Simply follow the pattern for previous versions to add a new suite for a new version of AspectJ.
Alongside the `AjcNNNTests` file you might add other test suites for particular new language features of Java.
All these suites are then pulled together in a `AllTestsAspectJNNN.java` suite.
In turn the suites are pulled together in a `AllTestsNN` suite for the major version of AspectJ, and so on.
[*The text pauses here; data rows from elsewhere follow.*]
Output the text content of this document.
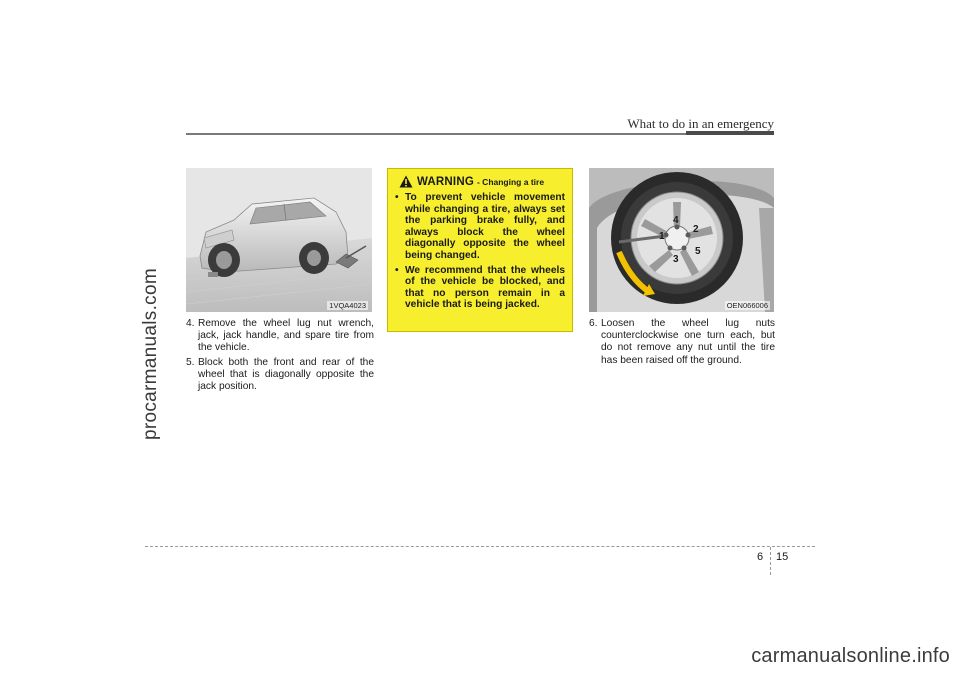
procarmanuals.com
What to do in an emergency
1VQA4023
4. Remove the wheel lug nut wrench, jack, jack handle, and spare tire from the vehicle.
5. Block both the front and rear of the wheel that is diagonally opposite the jack position.
WARNING - Changing a tire
• To prevent vehicle movement while changing a tire, always set the parking brake fully, and always block the wheel diagonally opposite the wheel being changed.
• We recommend that the wheels of the vehicle be blocked, and that no person remain in a vehicle that is being jacked.
1
2
3
4
5
OEN066006
6. Loosen the wheel lug nuts counterclockwise one turn each, but do not remove any nut until the tire has been raised off the ground.
6 15
carmanualsonline.info
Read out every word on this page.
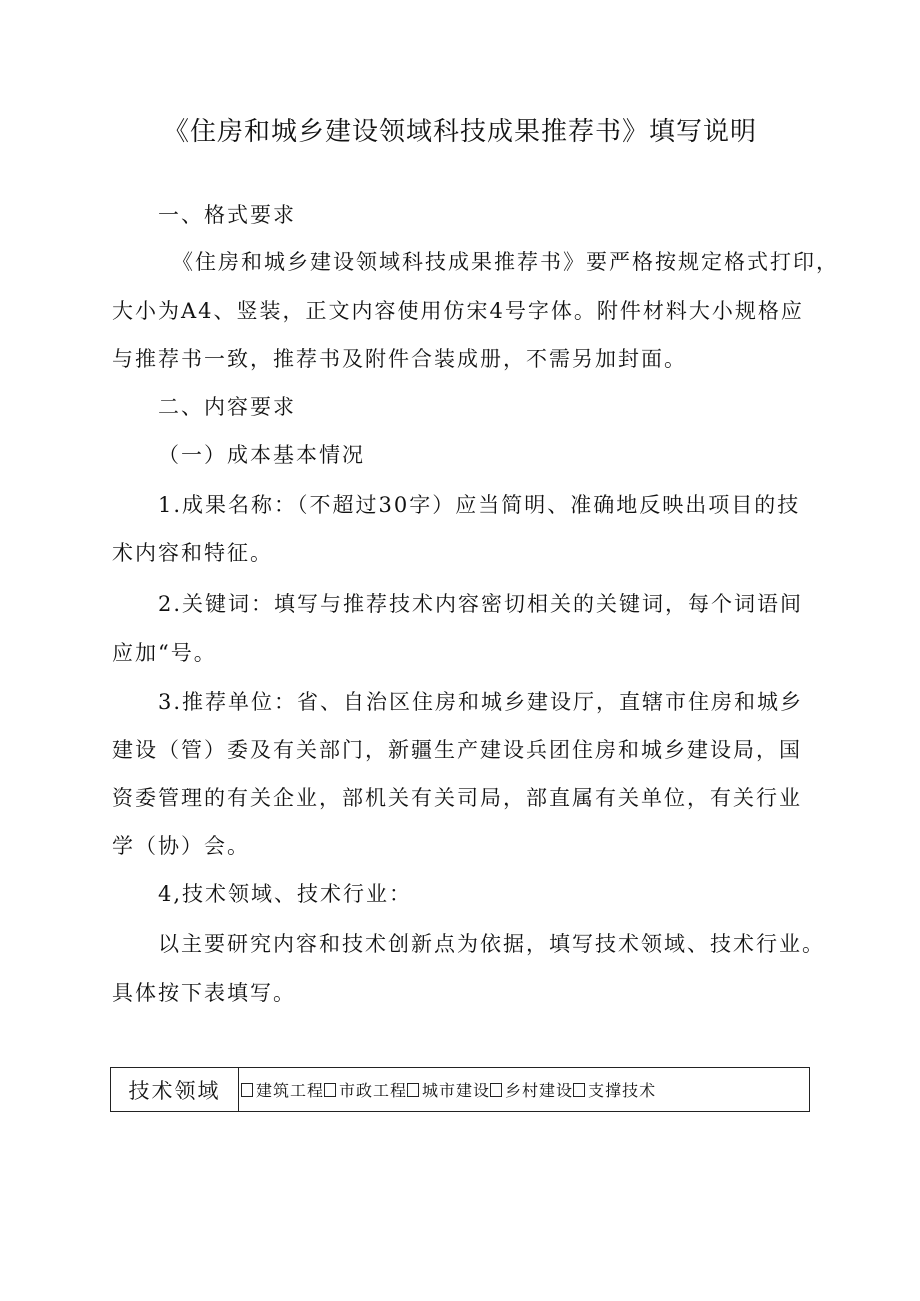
《住房和城乡建设领域科技成果推荐书》填写说明
一、格式要求
《住房和城乡建设领域科技成果推荐书》要严格按规定格式打印，
大小为A4、竖装，正文内容使用仿宋4号字体。附件材料大小规格应
与推荐书一致，推荐书及附件合装成册，不需另加封面。
二、内容要求
（一）成本基本情况
1.成果名称：（不超过30字）应当简明、准确地反映出项目的技
术内容和特征。
2.关键词：填写与推荐技术内容密切相关的关键词，每个词语间
应加“号。
3.推荐单位：省、自治区住房和城乡建设厅，直辖市住房和城乡
建设（管）委及有关部门，新疆生产建设兵团住房和城乡建设局，国
资委管理的有关企业，部机关有关司局，部直属有关单位，有关行业
学（协）会。
4,技术领域、技术行业：
以主要研究内容和技术创新点为依据，填写技术领域、技术行业。
具体按下表填写。
技术领域	建筑工程 市政工程 城市建设 乡村建设 支撑技术
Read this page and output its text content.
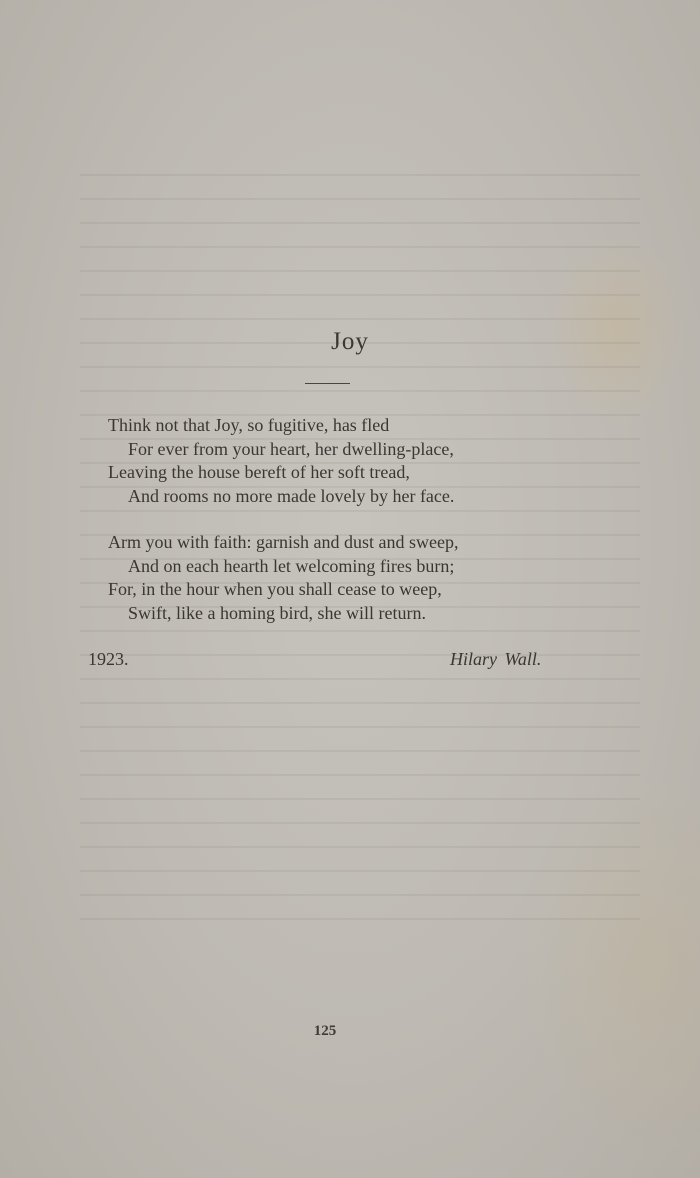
Joy
Think not that Joy, so fugitive, has fled
For ever from your heart, her dwelling-place,
Leaving the house bereft of her soft tread,
And rooms no more made lovely by her face.
Arm you with faith: garnish and dust and sweep,
And on each hearth let welcoming fires burn;
For, in the hour when you shall cease to weep,
Swift, like a homing bird, she will return.
1923.	Hilary Wall.
125
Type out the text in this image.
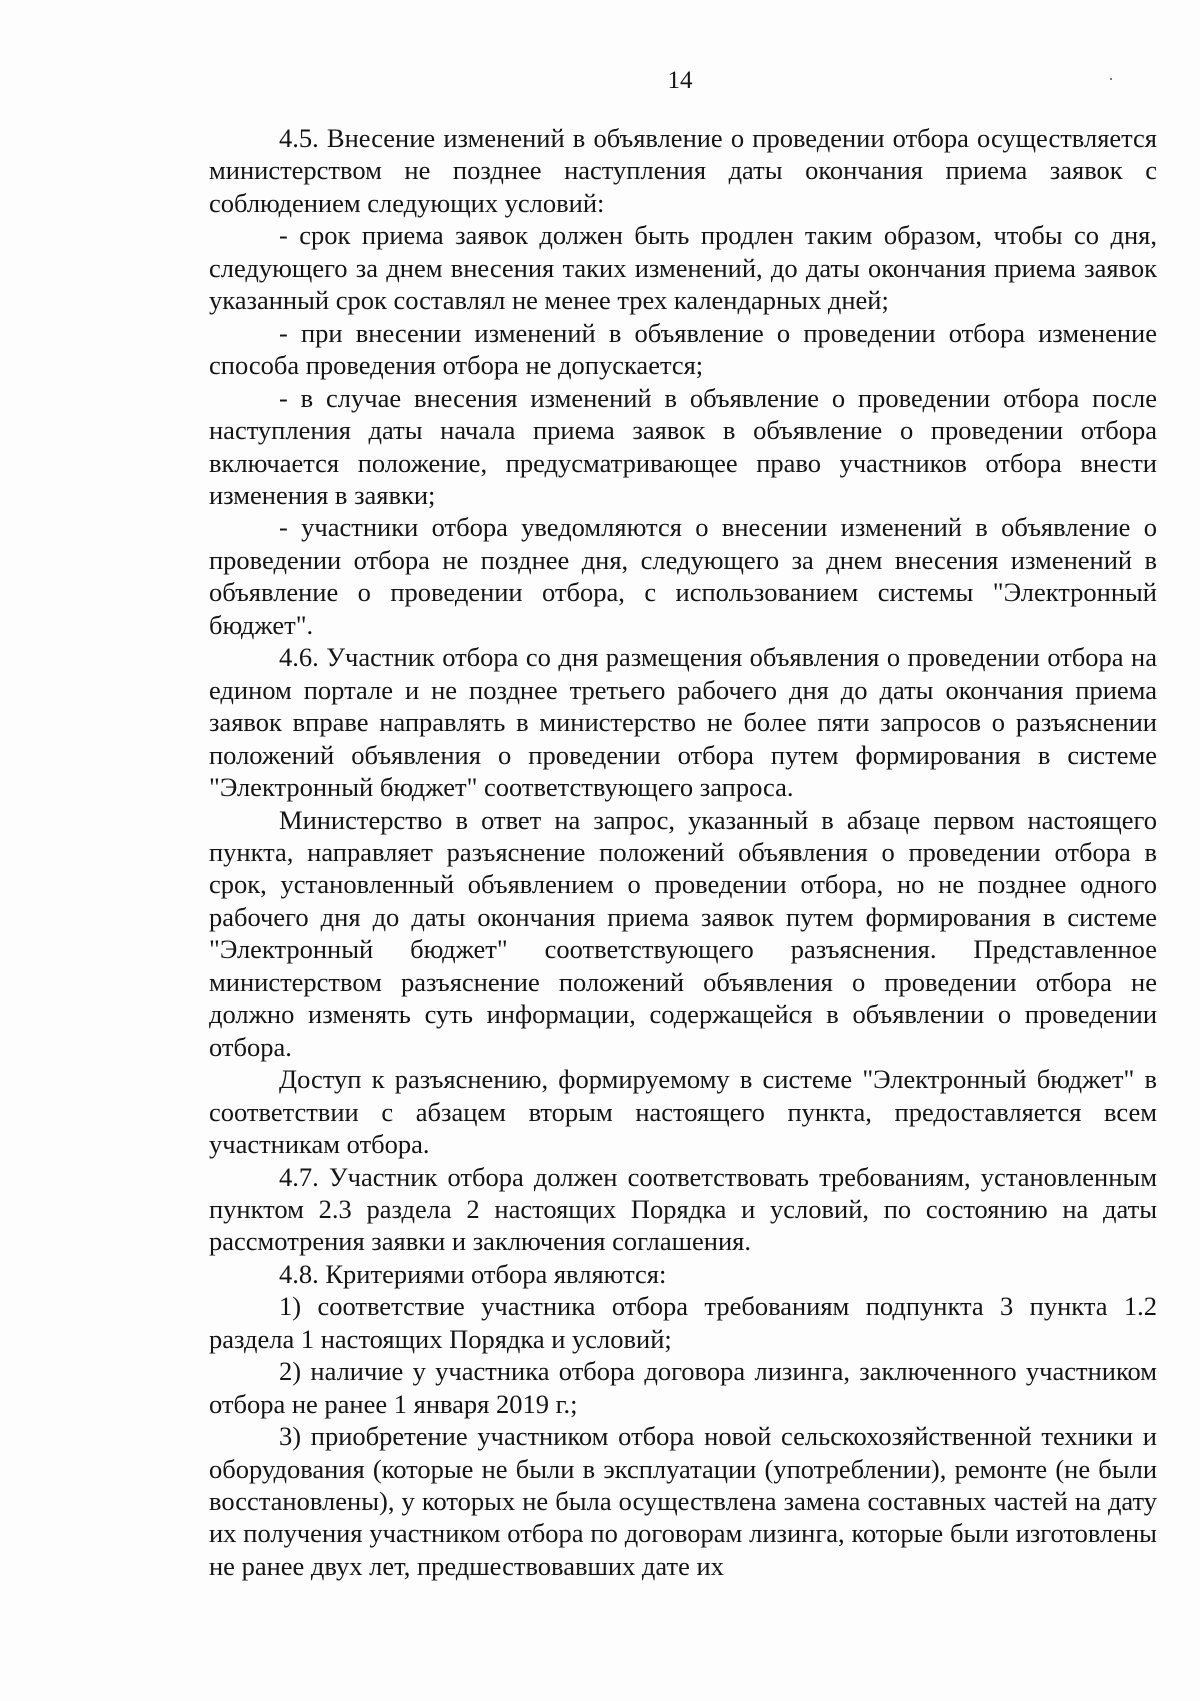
14

4.5. Внесение изменений в объявление о проведении отбора осуществляется министерством не позднее наступления даты окончания приема заявок с соблюдением следующих условий:

- срок приема заявок должен быть продлен таким образом, чтобы со дня, следующего за днем внесения таких изменений, до даты окончания приема заявок указанный срок составлял не менее трех календарных дней;

- при внесении изменений в объявление о проведении отбора изменение способа проведения отбора не допускается;

- в случае внесения изменений в объявление о проведении отбора после наступления даты начала приема заявок в объявление о проведении отбора включается положение, предусматривающее право участников отбора внести изменения в заявки;

- участники отбора уведомляются о внесении изменений в объявление о проведении отбора не позднее дня, следующего за днем внесения изменений в объявление о проведении отбора, с использованием системы "Электронный бюджет".

4.6. Участник отбора со дня размещения объявления о проведении отбора на едином портале и не позднее третьего рабочего дня до даты окончания приема заявок вправе направлять в министерство не более пяти запросов о разъяснении положений объявления о проведении отбора путем формирования в системе "Электронный бюджет" соответствующего запроса.

Министерство в ответ на запрос, указанный в абзаце первом настоящего пункта, направляет разъяснение положений объявления о проведении отбора в срок, установленный объявлением о проведении отбора, но не позднее одного рабочего дня до даты окончания приема заявок путем формирования в системе "Электронный бюджет" соответствующего разъяснения. Представленное министерством разъяснение положений объявления о проведении отбора не должно изменять суть информации, содержащейся в объявлении о проведении отбора.

Доступ к разъяснению, формируемому в системе "Электронный бюджет" в соответствии с абзацем вторым настоящего пункта, предоставляется всем участникам отбора.

4.7. Участник отбора должен соответствовать требованиям, установленным пунктом 2.3 раздела 2 настоящих Порядка и условий, по состоянию на даты рассмотрения заявки и заключения соглашения.

4.8. Критериями отбора являются:

1) соответствие участника отбора требованиям подпункта 3 пункта 1.2 раздела 1 настоящих Порядка и условий;

2) наличие у участника отбора договора лизинга, заключенного участником отбора не ранее 1 января 2019 г.;

3) приобретение участником отбора новой сельскохозяйственной техники и оборудования (которые не были в эксплуатации (употреблении), ремонте (не были восстановлены), у которых не была осуществлена замена составных частей на дату их получения участником отбора по договорам лизинга, которые были изготовлены не ранее двух лет, предшествовавших дате их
Creating a test is then this basic process:
- create a new folder based on the issue number in the correct `bugsNNN` folder.
Add the relevant material into that folder (.java sources, any resources, xml files, etc).
- Create a definition of the test steps ('build these files', 'package this jar from these classes') in the correct `ajcNNN.xml` file in the `src/main/resources` area.
- Created a test in the correct `AjcNNNTests.java` file that references the specification written in the XML.

### Compiler issues

AspectJ is based on a modified Eclipse JDT that is using a modified grammar, extended to support AspectJ constructs.
This modified compiler exists in a separate repository: https://github.com/eclipse/aspectj.eclipse.jdt.core

Some issues involving compiler problems, for example if Java code isn't working because a variable was named after an AspectJ keyword - these issues must be worked on in that other project, even though the tests for that will likely live in this project.

## Contributions

Please contribute via Pull Request against the GitHub repository.